*Edited to Add: Today, Amazon changed the categories for this book from “romance” to “fiction.” The rest of this still applies. Amazon’s Lake Union imprint is publishing this particular book, so you’d think they would know what it was, but apparently they’ve changed their minds.
Today it was brought to my attention that there’s yet another Jewish heroine/Nazi hero romance on the horizon. No, I am not going to link to it. I’m not going to give you the title or author. You can look them up. I don’t want the author to have flags go up if she has a Google search set up for herself because she’s not the focus of this. (Well, okay, she partially is. But honestly, if you give your high-ranking Nazi hero a Dutch name, if you can’t even be bothered to understand that the Germans and the Dutch are radically different peoples, I reserve the right to point out your errors on behalf of my Dutch family and those who sheltered them.)
Let me just put this out there: there are certain periods/events/confrontations that are great, gaping, bleeding wounds in the psyches of huge numbers of people. Am I saying you can’t write about those events, can’t set your novel among them? Nope. But I am saying that there’d better be a vital reason why your story could not take place anywhere else, including in a fantasy society, on a made up world. And more than that, you’d better be deeply, personally connected to that time, place, and/or culture.
For example, what if I wanted to set a novel in a school that was in the process of being desegregated? I went to grade school and high school in an extremely diverse community in the northeast. It was taken for granted when I was a kid that I’d have Hispanic kids, African American kids, Jewish kids, etc. in my class. Yes, I’ve experienced discrimination. I’ve dealt with people who were shocked by the fact that I am Jewish. I’ve lived around people who believed that my epilepsy meant I had been touched by the devil and those who thought depression was just something I should be able to “get over.” I’ve been excoriated for my views on abortion. But none of that occurred in my formative years. I’ve lived in the contemporary Midwest and Southwest, though not the South.

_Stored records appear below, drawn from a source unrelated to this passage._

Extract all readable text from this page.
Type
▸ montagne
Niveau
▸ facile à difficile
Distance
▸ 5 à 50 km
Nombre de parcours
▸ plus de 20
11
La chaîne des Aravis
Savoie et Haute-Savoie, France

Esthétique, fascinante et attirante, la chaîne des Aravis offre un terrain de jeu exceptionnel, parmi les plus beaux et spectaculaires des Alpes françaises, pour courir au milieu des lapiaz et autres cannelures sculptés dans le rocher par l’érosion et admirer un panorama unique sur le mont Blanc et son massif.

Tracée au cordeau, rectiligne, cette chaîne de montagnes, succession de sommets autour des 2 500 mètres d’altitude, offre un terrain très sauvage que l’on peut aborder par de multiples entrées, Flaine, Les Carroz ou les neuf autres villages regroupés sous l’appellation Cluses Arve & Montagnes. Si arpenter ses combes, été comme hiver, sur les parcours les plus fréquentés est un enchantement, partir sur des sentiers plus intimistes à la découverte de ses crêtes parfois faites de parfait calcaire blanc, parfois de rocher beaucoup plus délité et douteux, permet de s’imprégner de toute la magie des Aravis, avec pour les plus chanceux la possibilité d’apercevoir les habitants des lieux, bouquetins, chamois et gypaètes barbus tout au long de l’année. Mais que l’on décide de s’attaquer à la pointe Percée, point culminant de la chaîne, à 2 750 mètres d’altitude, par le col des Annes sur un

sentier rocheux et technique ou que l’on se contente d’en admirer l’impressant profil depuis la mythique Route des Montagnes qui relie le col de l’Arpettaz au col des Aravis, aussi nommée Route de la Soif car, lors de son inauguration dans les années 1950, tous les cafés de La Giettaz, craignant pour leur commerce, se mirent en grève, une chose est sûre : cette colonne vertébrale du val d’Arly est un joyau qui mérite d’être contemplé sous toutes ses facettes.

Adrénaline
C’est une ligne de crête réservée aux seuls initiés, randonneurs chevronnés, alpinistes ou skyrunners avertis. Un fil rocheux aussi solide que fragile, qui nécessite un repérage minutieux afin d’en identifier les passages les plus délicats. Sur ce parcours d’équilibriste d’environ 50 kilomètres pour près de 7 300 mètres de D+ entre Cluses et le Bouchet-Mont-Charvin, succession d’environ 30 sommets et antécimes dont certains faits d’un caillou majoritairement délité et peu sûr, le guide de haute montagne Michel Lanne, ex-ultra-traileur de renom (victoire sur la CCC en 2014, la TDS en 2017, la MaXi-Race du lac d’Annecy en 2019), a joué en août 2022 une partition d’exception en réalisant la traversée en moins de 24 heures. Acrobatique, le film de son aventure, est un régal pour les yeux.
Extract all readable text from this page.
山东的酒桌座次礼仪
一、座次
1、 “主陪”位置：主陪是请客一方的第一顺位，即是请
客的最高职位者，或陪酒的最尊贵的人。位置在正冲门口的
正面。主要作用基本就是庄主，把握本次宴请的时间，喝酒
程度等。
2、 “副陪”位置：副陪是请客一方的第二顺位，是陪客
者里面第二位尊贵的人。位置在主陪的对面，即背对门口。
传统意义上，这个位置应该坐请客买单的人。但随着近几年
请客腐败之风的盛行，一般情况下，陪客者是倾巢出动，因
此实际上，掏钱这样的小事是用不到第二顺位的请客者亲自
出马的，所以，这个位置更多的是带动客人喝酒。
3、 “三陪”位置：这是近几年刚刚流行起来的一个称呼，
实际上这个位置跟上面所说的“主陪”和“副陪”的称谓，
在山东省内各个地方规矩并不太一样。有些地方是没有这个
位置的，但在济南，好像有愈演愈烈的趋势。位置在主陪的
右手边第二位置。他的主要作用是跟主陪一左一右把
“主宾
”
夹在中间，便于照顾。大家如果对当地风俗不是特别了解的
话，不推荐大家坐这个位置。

Because I didn’t grow up in the culture, or even in what remains of that culture, writing such a story with an authentic voice would require an immense amount of work. The facts are the easy part. Anyone can go to the library and grab a book on the history of the time. But what did it feel like for the African American kids who were walking into formerly white schools? What was the first impression they had walking in the doors? What happened when the school day was over? How did going to that school change their neighborhood and their relationships in it? And what about the white kids? What are their memories? And the teachers? And the area around the school? What was it like to go from their homes to their classrooms? What changed in the whole community? How was it before the change, and how after? How many years did the change take? What was it like having a huge audience for everything you did? I’d need to know the sights, sounds, smells… There are a million questions I’d need answers to before I could even begin to come up with a realistic setting, realistic characters, realistic emotional depth.
Of course, you don’t have to do the work. You could choose to be Disney. To be mocked for producing utterly unrealistic depictions of every “real” character you write and only lauded for the ones that are completely imaginary. You, too, could write a ridicule-worthy version of Pocahontas, but why would you want to?
I get that World War II carries a substantial emotional wallop. It’s tempting to set your story there because it automatically adds heft. It makes your story seem “bigger.” But if you’re going to do that, you’d better have at least some kind of emotional and cultural connection. You don’t have to be Jewish (though if you’re going to write about Jews during the Holocaust, it would certainly help), or Japanese, or German…there’s no one right connection to have. But you should have a tie that calls to you. And then write from that tie. Don’t have one? Go find a synagogue and spend some time going to services. Get to know the people in that community and listen to their stories, their ancestors’ stories. Sit with their families. Eat their food. And while you’re doing that, read the history books so that the history comes to life for you in the way it has for people who live with it. Learn the facts, but also immerse yourself in the culture.
Or maybe just rethink the whole idea of writing a WWII Nazi romance.